Location & Work Model
- Location: San Francisco, CA (Hybrid: 3 days/week onsite).
- Relocation assistance available.
Benefits
- Base pay range listed for this role; offers include equity.
- Medical, dental, and vision insurance with employer contributions to Health Savings Accounts.
- Pre-tax accounts for Health FSA, Dependent Care FSA, and commuter expenses.
- 401(k) retirement plan with employer match.
- Paid parental leave, paid medical and caregiver leave.
- Paid time off (flexible PTO for exempt employees) and paid company holidays / office closures.

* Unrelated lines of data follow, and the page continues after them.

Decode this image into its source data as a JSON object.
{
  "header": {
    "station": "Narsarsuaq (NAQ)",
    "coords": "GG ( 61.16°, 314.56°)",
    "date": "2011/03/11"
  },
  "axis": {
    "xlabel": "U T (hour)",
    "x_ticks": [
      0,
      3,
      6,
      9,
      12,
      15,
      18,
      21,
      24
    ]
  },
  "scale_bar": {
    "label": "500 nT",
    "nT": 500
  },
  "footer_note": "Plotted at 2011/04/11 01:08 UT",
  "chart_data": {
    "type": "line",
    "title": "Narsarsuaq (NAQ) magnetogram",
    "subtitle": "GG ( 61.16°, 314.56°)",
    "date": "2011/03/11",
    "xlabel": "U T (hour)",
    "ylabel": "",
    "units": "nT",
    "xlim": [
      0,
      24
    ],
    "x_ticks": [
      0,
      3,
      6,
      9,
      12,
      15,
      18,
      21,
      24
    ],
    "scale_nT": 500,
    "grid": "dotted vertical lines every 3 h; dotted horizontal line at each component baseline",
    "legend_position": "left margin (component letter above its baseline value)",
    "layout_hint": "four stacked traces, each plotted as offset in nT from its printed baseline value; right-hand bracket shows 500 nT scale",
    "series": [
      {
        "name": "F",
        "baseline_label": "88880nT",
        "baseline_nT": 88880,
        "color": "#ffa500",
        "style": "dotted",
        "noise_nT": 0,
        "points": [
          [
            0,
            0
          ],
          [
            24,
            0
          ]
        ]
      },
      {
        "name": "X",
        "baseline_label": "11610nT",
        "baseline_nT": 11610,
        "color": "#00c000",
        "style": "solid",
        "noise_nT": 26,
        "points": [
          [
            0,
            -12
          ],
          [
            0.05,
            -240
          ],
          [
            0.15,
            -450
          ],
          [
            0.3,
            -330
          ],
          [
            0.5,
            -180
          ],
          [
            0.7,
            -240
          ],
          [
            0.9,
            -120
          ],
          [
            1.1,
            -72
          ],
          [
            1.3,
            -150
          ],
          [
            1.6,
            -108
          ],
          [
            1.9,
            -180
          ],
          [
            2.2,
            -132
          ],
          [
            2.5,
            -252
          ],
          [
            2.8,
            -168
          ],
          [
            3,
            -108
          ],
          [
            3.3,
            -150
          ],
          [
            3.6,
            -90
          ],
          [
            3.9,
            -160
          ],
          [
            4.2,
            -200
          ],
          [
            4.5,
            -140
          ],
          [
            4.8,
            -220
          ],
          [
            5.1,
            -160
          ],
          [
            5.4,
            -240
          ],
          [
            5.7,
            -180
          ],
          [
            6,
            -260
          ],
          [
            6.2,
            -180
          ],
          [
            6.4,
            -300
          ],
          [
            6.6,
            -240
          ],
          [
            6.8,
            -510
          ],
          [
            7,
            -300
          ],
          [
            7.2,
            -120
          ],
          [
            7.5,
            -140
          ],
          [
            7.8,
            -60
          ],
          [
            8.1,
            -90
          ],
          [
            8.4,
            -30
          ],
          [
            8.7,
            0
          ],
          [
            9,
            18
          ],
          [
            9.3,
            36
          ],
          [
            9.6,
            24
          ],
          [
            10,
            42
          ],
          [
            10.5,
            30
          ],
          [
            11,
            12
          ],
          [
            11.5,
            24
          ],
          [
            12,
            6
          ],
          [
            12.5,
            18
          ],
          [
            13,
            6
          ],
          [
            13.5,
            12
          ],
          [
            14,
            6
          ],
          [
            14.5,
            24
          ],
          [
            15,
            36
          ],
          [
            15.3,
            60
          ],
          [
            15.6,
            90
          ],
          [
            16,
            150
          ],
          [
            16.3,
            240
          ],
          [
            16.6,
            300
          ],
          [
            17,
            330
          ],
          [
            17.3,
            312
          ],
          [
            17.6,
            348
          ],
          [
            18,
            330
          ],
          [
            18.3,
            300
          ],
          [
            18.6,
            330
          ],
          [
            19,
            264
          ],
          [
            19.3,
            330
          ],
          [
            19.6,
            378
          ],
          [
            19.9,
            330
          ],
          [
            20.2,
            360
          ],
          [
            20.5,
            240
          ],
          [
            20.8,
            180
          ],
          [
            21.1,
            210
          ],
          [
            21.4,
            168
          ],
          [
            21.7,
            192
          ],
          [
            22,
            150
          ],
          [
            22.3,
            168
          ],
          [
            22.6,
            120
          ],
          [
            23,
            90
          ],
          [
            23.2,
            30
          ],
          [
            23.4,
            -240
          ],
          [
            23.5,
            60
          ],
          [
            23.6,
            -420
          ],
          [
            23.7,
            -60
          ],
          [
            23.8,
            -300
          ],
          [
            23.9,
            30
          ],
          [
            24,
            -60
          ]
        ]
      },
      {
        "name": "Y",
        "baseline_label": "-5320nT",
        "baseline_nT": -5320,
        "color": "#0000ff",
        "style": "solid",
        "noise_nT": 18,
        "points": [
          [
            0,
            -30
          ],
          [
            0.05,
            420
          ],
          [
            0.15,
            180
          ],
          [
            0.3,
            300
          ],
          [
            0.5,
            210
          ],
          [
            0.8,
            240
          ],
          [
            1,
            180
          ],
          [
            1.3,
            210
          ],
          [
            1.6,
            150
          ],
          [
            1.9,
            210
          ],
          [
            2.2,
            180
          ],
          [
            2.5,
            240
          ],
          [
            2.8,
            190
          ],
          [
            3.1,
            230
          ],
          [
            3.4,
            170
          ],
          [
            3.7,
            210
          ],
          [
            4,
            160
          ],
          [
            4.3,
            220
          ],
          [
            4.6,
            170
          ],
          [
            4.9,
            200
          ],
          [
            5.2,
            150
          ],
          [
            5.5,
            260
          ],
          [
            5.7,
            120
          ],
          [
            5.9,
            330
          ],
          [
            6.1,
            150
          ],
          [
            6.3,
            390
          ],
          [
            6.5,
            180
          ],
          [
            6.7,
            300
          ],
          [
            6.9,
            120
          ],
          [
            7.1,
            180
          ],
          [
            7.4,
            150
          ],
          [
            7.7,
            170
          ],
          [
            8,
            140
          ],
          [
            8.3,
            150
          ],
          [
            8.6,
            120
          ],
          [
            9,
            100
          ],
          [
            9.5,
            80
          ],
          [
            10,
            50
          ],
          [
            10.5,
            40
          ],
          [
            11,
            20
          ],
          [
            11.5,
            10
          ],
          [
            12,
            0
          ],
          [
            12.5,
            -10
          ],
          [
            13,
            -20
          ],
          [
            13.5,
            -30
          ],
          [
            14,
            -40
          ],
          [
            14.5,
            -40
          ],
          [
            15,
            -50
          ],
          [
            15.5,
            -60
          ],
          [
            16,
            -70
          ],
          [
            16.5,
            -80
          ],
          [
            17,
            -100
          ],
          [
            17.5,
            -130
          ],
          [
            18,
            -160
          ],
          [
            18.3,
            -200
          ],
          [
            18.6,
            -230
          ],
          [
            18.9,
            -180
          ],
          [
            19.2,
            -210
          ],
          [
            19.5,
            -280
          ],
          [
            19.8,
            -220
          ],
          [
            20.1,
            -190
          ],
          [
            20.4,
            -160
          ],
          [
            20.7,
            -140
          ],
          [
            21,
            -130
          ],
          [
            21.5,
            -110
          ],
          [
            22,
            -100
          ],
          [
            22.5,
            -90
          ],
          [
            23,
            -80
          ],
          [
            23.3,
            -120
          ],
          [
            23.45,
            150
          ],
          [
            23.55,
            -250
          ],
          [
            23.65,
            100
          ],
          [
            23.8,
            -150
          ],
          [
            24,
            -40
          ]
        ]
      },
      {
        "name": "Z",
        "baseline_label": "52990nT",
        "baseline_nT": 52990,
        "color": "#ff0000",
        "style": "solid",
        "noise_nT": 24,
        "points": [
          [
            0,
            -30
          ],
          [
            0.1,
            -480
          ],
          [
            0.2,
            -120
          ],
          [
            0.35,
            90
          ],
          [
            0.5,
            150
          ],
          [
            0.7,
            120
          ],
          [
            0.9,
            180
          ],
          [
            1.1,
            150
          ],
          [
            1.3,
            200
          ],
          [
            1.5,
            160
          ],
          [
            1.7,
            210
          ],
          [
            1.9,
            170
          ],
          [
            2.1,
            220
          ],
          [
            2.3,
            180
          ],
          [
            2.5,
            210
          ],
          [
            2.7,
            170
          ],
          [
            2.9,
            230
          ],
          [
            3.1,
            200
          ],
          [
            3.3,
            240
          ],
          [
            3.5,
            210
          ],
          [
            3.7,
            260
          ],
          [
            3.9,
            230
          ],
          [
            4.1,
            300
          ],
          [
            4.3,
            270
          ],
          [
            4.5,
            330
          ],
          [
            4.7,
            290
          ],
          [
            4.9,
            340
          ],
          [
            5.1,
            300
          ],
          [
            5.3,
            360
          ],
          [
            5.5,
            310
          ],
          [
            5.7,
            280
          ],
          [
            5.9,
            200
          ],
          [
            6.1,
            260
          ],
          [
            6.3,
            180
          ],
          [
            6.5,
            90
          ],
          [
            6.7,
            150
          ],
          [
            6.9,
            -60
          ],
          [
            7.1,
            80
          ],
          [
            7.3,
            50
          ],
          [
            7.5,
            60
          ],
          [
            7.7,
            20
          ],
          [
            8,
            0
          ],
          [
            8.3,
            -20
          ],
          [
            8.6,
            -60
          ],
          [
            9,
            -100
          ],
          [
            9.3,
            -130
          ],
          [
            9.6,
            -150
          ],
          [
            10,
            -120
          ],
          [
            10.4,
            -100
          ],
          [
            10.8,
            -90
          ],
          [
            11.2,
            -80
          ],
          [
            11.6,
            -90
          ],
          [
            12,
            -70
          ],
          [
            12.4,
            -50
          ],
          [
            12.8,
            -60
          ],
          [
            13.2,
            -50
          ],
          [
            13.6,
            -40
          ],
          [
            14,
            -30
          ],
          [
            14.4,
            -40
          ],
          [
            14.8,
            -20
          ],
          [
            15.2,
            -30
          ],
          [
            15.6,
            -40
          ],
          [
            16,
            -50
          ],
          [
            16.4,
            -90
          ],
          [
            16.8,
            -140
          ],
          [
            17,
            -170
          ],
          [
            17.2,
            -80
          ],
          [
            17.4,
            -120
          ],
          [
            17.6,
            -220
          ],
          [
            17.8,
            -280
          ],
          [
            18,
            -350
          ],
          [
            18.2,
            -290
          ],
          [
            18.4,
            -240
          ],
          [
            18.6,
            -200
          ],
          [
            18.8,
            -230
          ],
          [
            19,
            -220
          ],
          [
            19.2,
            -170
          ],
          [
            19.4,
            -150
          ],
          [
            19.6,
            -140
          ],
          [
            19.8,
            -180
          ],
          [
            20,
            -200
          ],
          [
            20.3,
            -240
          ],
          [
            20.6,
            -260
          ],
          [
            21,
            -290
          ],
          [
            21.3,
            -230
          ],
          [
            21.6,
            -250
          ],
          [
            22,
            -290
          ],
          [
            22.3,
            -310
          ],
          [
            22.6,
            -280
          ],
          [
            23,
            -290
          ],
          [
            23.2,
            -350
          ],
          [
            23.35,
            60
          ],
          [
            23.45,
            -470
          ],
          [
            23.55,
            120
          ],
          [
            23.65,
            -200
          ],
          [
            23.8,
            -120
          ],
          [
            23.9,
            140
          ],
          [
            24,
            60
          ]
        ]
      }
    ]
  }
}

- Mental health and wellness support; employer-paid basic life and disability coverage.
- Annual learning and development stipend; daily meals in offices and meal delivery credits as eligible.
- Relocation support for eligible employees and other taxable fringe benefits (charitable donation matching, wellness stipends).
Other notes
- Candidates may need to meet certain legal status requirements to comply with U.S. export control laws and regulations.
- OpenAI is an equal opportunity employer and provides reasonable accommodations to applicants with disabilities.